Using Extra Features

Companda - rich comparisons of DataFrames. call companda on two DataFrames, get a Companda object back (that evaluates to True/False).

>>> from pandabse.companda import companda
>>> df = pandabase.read_sql('my_table', con='sqlite:///new_sqlite_db.sqlite'))

>>> companda(df, df.copy())
Companda(True, message='DataFrames are equal')
>>> bool(companda(df, df.copy()))

>>> df2 = df.copy()
>>> df2.iloc[1, 2] = -1000

>>> companda(df, df2)
Companda(False, message='Columns and indices are equal, but unequal values in columns [col_a]...')
>>> bool(companda(df, df2))

Table utility functions:

Under basic use cases, Pandabase can handle simple database administration tasks. All support schema=name kwarg in Postgres.

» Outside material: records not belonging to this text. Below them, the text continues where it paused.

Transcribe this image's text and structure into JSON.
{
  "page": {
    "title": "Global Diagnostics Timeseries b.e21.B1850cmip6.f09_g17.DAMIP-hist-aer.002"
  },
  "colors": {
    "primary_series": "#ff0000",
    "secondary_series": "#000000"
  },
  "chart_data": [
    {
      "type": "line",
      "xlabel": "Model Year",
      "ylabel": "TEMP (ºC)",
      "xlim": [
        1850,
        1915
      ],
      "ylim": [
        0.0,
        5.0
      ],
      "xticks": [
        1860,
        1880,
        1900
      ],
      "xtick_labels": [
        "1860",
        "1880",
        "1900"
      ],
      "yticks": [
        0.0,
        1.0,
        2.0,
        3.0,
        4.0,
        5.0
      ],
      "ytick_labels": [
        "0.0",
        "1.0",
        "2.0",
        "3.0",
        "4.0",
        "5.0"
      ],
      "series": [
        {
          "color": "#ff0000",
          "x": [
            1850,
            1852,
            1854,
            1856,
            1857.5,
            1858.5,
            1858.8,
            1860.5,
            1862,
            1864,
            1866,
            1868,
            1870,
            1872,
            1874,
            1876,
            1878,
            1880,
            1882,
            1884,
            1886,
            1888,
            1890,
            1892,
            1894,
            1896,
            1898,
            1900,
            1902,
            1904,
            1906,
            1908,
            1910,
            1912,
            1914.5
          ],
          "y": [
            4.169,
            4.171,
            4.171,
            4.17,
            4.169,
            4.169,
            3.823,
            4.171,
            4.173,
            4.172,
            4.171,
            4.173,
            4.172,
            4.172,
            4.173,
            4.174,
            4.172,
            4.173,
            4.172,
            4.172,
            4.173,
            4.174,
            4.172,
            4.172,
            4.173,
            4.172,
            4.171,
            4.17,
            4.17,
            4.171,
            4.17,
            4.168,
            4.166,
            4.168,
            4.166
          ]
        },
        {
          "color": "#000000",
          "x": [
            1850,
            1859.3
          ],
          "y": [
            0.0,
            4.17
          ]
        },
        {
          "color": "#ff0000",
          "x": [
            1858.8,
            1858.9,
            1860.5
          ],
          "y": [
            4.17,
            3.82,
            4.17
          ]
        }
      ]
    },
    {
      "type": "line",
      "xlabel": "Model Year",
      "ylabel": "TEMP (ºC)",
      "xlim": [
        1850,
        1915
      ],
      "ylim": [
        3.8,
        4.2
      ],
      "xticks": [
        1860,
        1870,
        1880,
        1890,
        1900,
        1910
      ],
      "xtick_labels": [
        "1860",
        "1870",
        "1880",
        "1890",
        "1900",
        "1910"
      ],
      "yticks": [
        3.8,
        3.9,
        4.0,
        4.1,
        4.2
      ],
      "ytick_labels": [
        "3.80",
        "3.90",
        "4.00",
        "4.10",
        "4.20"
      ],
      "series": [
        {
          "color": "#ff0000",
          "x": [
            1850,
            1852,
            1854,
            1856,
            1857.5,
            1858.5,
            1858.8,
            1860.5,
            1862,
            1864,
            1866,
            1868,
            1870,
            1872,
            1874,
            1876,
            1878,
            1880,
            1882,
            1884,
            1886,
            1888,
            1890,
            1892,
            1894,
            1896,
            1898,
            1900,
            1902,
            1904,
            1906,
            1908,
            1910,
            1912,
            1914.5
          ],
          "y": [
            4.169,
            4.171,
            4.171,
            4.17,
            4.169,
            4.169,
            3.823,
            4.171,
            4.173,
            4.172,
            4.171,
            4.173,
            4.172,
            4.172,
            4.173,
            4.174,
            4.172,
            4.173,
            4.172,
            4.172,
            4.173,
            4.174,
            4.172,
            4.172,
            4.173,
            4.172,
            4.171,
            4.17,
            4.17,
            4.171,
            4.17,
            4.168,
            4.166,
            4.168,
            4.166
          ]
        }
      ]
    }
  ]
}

  • drop_db_table(table_name, con):
    • Drop table [table_name] from con - be careful with this!
  • get_db_table_names(con):
    • Get a list of table names from database.
  • get_table_column_names(con, table_name):
    • Get a list of column names from database, table.
  • describe_database(con):
    • Get a description of database content: {table_names: {table_info_dicts}}.